For my first five years my father taught school in tiny towns.  We lived in Tygh Valley, Dayville, Silvies.  When I was five the Depression was really getting into its stride with no sign of let-up.  As were other teachers, my father was being paid in “script,” a kind of check which no one would cash because, along with everyone else, the schools had no money.  The school in Dayville had to close.  In Silvies, where we lived before moving to Grass Valley, people in the community brought us food and other kinds of goods to try to keep a teacher who wasn’t being paid.  It wasn’t enough.

My mother’s parents came to our rescue.  When I was five, her father gave my mother a house and four acres that was part of his Grass Valley ranch property.  It was at the south end of the ranch, so our house was actually in the town of Grass Valley, albeit back “under the east hill.”  The ranch house where my mother’s family lived was only a half mile away.  This was the beginning of a beaten down man with three, mostly unwanted children, being dependent on his wife’s morally upright family and the beginning of the end of any pride he may still have had.  His in-laws were Methodists; he was agnostic.  He had been divorced; his in-laws thought divorce a sin.  These in-laws, my grandfather, my grandmother and my Uncle Wallace, were three of the most dear and loving people in my life.  But none of my mother’s family was without their often rigid beliefs.

At first, our father was able to substitute at the Grass Valley School, but that was an undependable living.  Then he got a permanent job as a government trapper with a reliable pay check: fifty five dollars a month.  One thing in his favor was that he knew how to get around in the outback.  Sherman County was not the same kind of wilderness as that in the Siskiyou Mountains , but it had its rugged country: canyons deep enough to fall into and never be found, both actually and figuratively.  That is what he wanted: not to be found.  He left early in the morning and got home in time for a late dinner after we children had eaten.  Then, muttering to himself, he went out and worked in the garden, or, after electricity was installed in our house, listened to the radio.  What I knew about him came, not from actual experience, but from listening from my bedroom or looking out the window, because I was put to bed before he got home and not gotten up in the morning until after he left for work so I would never have to see him except on Sundays–or more accurately, so he would never have to see me.

In 1939 the government closed its trapping program; Alex had no job. Our family was without any income at all.  We ran up bills at the grocery store and other businesses.  My mother applied for teaching jobs and got one in Camp Sherman, a summer community on the Metolious River near Sisters–a magical place in the Cascade Mountains on the most beautiful of rivers.  It was named Camp Sherman because Sherman County ranchers, made wealthy by the price of wheat during the First World War, had started it by building vacation homes along the river.  That was why mother got the job so easily.  She had a good teaching reputation in Sherman County.

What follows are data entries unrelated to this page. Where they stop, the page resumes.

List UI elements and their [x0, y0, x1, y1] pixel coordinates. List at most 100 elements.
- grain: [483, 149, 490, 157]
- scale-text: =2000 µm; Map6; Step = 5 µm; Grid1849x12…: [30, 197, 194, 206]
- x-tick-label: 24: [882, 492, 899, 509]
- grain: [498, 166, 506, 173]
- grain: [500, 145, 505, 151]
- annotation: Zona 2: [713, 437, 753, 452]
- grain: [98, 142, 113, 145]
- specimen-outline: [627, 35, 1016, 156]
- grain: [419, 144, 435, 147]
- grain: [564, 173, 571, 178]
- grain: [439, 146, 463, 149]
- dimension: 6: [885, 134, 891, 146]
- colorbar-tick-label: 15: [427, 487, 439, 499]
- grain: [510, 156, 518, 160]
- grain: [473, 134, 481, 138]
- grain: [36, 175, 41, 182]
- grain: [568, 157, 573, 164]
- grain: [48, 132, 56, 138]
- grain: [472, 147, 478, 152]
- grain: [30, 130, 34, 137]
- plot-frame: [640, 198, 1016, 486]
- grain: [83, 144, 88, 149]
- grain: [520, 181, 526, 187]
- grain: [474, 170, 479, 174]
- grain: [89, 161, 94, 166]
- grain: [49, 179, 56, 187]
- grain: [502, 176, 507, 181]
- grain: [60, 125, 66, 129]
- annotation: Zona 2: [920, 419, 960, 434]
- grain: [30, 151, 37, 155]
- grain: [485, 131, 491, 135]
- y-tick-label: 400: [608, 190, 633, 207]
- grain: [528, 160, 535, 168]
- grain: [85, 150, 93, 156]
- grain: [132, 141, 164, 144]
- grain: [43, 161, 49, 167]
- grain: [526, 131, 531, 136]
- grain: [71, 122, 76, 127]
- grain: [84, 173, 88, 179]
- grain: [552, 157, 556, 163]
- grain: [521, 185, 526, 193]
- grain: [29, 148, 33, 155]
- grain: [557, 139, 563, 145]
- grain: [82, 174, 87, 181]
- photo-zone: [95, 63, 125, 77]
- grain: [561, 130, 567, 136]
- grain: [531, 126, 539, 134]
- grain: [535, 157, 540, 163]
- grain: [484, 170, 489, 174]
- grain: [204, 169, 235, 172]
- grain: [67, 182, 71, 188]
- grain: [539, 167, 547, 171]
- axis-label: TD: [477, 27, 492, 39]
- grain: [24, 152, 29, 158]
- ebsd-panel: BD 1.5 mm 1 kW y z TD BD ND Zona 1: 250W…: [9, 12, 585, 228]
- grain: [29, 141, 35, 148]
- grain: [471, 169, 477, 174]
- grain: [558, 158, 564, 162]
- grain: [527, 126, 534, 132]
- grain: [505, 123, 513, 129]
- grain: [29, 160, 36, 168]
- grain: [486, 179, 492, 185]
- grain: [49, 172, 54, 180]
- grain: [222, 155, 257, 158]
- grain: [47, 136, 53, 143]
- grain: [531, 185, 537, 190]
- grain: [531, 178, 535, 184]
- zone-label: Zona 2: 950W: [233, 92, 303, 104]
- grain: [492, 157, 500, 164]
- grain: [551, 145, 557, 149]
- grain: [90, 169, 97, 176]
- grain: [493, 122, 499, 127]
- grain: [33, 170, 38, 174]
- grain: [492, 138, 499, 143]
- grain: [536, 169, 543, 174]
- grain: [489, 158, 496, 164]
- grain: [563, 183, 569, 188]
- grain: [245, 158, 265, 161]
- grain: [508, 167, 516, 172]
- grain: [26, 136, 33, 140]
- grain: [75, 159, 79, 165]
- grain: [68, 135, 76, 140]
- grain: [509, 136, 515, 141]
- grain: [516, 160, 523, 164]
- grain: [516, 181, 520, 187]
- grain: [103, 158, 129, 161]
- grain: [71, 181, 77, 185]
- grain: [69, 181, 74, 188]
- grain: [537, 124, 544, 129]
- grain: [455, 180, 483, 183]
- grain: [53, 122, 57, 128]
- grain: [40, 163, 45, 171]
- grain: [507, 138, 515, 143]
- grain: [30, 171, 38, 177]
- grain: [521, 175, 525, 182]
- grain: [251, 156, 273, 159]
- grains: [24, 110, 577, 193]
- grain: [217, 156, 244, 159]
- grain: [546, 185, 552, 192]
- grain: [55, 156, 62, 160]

There were also some full time residents in Camp Sherman–enough to have a grade school with six students. Mother took Mary and me with her, so that made eight students.  Gracie, however, was in high school, and there was no high school in Camp Sherman so she had to stay at home in Grass Valley with our father.  She is now 89 and still gets panic attacks over issues of desertion.  Mother was able to pay off all our debts in Grass Valley.  She saved us financially but it was the end of her marriage, such as it was.

After Camp Sherman, we spent two years at Shaniko.  Sometime during our three years away from Grass Valley, Alex moved to Lakeview, seemingly a refuge for Zevely’s.  By some unknown means, probably a loan from his brother Bob, he acquired a service station, grocery store and a motel there. He got re-married to a woman who was beyond the age of child bearing and lived until he was 90 in some semblance of peace.